Developing, building, and distributing eBPF has always been a high-threshold task. The use of tools such as BCC and bpftrace has high development efficiency and good portability. However, when it comes to distribution and deployment, it requires the installation of LLVM, Clang, and other compilation environments, and the compilation process needs to be executed locally or remotely every time, resulting in substantial resource consumption. On the other hand, using the native CO-RE libbpf requires writing a considerable amount of user-mode loading code to help properly load eBPF programs and obtain reported information from the kernel. At the same time, there is no good solution for distributing and managing eBPF programs.

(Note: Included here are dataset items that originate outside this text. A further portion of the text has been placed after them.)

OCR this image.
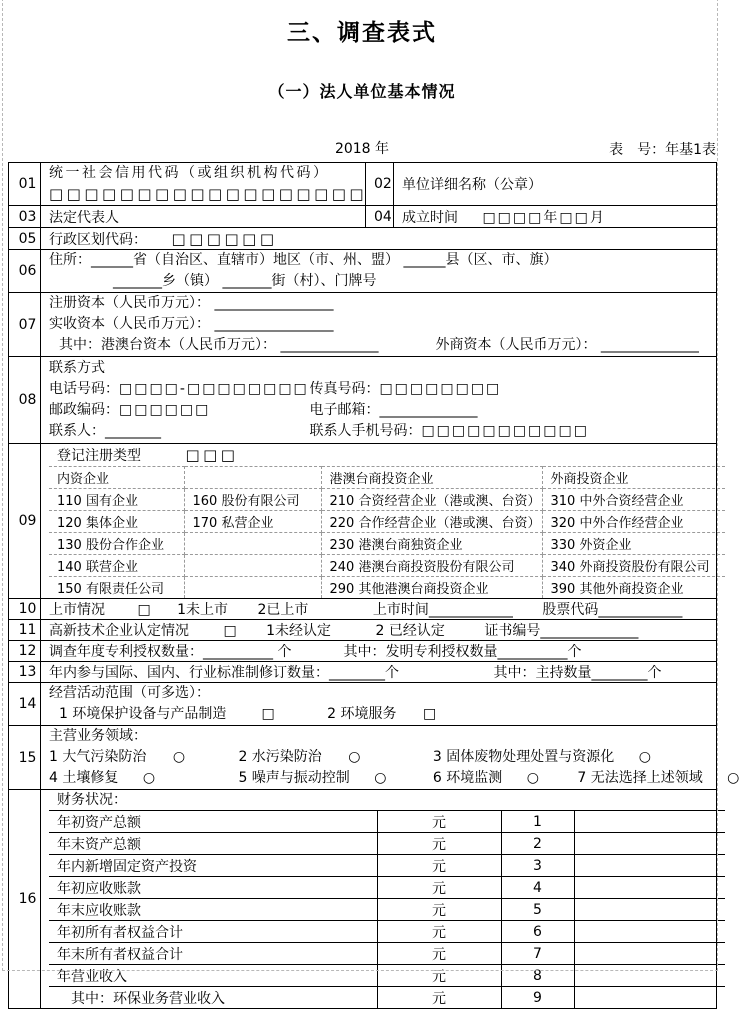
三、调查表式
（一）法人单位基本情况
2018 年	表　号：年基1表
01	
统一社会信用代码（或组织机构代码）
□□□□□□□□□□□□□□□□□□
	02	单位详细名称（公章）
03	法定代表人	04	成立时间 □□□□年□□月
05	行政区划代码： □□□□□□
06	
住所：______省（自治区、直辖市）地区（市、州、盟） ______县（区、市、旗）
_______乡（镇） _______街（村）、门牌号

07	
注册资本（人民币万元）： _________________
实收资本（人民币万元）： _________________
其中：港澳台资本（人民币万元）： ______________	外商资本（人民币万元）： ______________

08	
联系方式
电话号码：□□□□-□□□□□□□□ 传真号码：□□□□□□□□
邮政编码：□□□□□□	电子邮箱：______________
联系人：________	联系人手机号码：□□□□□□□□□□□

09	
登记注册类型	□□□
内资企业		港澳台商投资企业	外商投资企业
110 国有企业	160 股份有限公司	210 合资经营企业（港或澳、台资）	310 中外合资经营企业
120 集体企业	170 私营企业	220 合作经营企业（港或澳、台资）	320 中外合作经营企业
130 股份合作企业		230 港澳台商独资企业	330 外资企业
140 联营企业		240 港澳台商投资股份有限公司	340 外商投资股份有限公司
150 有限责任公司		290 其他港澳台商投资企业	390 其他外商投资企业

10	上市情况 □ 1未上市 2已上市	上市时间____________ 股票代码____________
11	高新技术企业认定情况 □ 1未经认定	2 已经认定	证书编号______________
12	调查年度专利授权数量：__________ 个	其中：发明专利授权数量__________个
13	年内参与国际、国内、行业标准制修订数量：________个	其中：主持数量________个
14	
经营活动范围（可多选）：
1 环境保护设备与产品制造	□	2 环境服务 □

15	
主营业务领域：
1 大气污染防治 ○	2 水污染防治 ○	3 固体废物处理处置与资源化 ○
4 土壤修复 ○	5 噪声与振动控制 ○	6 环境监测 ○	7 无法选择上述领域 ○

16	
财务状况：
年初资产总额	元	1	
年末资产总额	元	2	
年内新增固定资产投资	元	3	
年初应收账款	元	4	
年末应收账款	元	5	
年初所有者权益合计	元	6	
年末所有者权益合计	元	7	
年营业收入	元	8	
　其中：环保业务营业收入	元	9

eunomia-bpf is an open-source eBPF dynamic loading runtime and development toolchain designed to simplify the development, building, distribution, and execution of eBPF programs. It is based on the libbpf CO-RE lightweight development framework.

With eunomia-bpf, you can:

  • When writing eBPF programs or tools, only write kernel space code, automatically retrieve kernel space export information, and dynamically load it as a module.
  • Use WASM for user space interactive program development to control the loading and execution of the entire eBPF program, as well as the processing of related data inside the WASM virtual machine.
  • eunomia-bpf can package pre-compiled eBPF programs into universal JSON or WASM modules for distribution across architectures and kernel versions. They can be dynamically loaded and run without the need for recompilation.

eunomia-bpf consists of a compilation toolchain and a runtime library. Compared with traditional frameworks such as BCC and native libbpf, it greatly simplifies the development process of eBPF programs. In most cases, only writing kernel space code is required to easily build, package, and publish complete eBPF applications. At the same time, kernel space eBPF code ensures 100% compatibility with mainstream development frameworks such as libbpf, libbpfgo, libbpf-rs, etc. When there is a need to write user-space code, it can also be developed in multiple languages with the help of WebAssembly. Compared with script tools such as bpftrace, eunomia-bpf retains similar convenience, while not only limited to tracing but also applicable to more scenarios, such as networking, security, etc.

References

You can also visit our tutorial code repository https://github.com/eunomia-bpf/bpf-developer-tutorial or website https://eunomia.dev/tutorials/ for more examples and complete tutorial source code. All content is open source. We will continue to share more content about eBPF development practices to help you better understand and master eBPF technology.".